By Heather Condley Record-Courier staff writer Published:

Streetsboro school officials believe it will take more than just the work of teachers and administrators to bring the district into the future and are counting on a community-wide effort to help point them in the right direction.

Officials recently invited 130 community members to attend a three-day "Future Search Forum," at which they discussed what they felt should be the immediate and long-range goals of the district.

Nearly 90 participants turned out for the forum, held Jan. 30-Feb. 1 at Deluxe Business Systems in Streetsboro, according to Superintendent Mary Linton.

"This was more of a horizontal plan where everyone had equal input," Linton said. "That's the premise, we want comments from the entire community."

During the forum, participants were broken into eight different "stakeholder" groups representing the different segments of the Streetsboro community, including teachers, school support staff, administrators, students, board of education members, parents, and business men and women. There was also a group called "others" that was made up of clergy, community members, government officials and members of civic organizations.

While in those groups, participants were asked to reveal what they feel are the big issues facing the school district now and in the future.

"Eighty-eight people spent 18 hours volunteering to build a common ground," Linton said. "After the weekend was over, people said to me that this helped them get a better understanding of what goes on in the school."

While Linton said there were a number of ideas expressed during the sessions, there were several recurring themes, including Streetsboro's population expansion, ethics and morals in the school and increasing parental involvement.

Linton said that students felt expanding the curriculum, favoritism for certain students and consistency in discipline were issues that need to be addressed.

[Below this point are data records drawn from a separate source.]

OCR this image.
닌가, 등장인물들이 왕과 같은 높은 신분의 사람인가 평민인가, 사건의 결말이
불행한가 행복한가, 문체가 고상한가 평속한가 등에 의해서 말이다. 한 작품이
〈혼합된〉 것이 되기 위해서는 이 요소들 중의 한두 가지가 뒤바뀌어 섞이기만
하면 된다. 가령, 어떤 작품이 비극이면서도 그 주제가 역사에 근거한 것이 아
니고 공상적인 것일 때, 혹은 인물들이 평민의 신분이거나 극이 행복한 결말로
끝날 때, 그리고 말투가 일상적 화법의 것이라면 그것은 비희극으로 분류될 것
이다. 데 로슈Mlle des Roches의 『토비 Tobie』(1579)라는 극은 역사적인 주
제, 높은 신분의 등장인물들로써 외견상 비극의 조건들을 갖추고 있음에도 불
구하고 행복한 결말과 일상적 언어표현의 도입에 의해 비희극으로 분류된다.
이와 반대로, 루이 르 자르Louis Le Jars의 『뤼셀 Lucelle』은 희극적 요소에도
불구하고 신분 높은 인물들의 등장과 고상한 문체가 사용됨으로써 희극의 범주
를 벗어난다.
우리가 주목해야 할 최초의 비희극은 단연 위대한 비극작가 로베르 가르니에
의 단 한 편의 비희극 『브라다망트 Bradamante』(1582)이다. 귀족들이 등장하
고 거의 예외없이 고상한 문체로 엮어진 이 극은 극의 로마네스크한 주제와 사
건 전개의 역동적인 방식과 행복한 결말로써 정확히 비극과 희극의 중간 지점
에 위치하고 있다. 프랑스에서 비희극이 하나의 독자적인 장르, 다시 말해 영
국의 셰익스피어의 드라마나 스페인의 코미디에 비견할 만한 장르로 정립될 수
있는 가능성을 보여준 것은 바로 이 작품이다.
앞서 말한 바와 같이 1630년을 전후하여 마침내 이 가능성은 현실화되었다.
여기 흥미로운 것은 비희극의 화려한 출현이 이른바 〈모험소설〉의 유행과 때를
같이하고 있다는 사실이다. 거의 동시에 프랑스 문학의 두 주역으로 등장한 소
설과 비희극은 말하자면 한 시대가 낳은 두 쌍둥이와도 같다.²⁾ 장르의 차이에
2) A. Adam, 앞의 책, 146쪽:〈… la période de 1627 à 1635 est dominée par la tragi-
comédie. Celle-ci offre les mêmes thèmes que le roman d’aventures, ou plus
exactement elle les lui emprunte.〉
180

High school principal Tom Jesse said that as an administrator, he, along with other administrators, are constantly looking at updating the curriculum.

Eleven of the 13 students who were involved in the forum expressed interest in working with community members to expand the school's World Wide Web page.

"The students were very articulate. I was impressed by the quality of things they said," Linton said, adding that she is pleased with the outcome of the forum. "I think we're on the cutting edge of where we need to be, but we've only just begun."

Linton said that the strategic planning won't end with the forum, and the group is planning to meet again in three months

"If I let them down and we didn't meet again, we could never get this kind of momentum going again," she said.

While many of the ideas that came out of the weekend are more long-range plans, Linton said there were several ideas school officials are hoping to implement right away.

One such idea is providing free breakfast to students before proficiency tests. Linton said that studies have shown students can achieve more if they've eaten before a test.

School officials have also begun searching for land with the hope of building new school buildings.

Middle school principal Nancy Hahlen said the forum not only brought forth new ideas, but uplifted the spirits of everyone involved.

"Anyone walking in with negative feelings definitely left with positive ones," she said. "Being new (to the district), I haven't had a chance to meet a lot of people and talk to them, but by the end of the weekend, everyone was on a first name basis."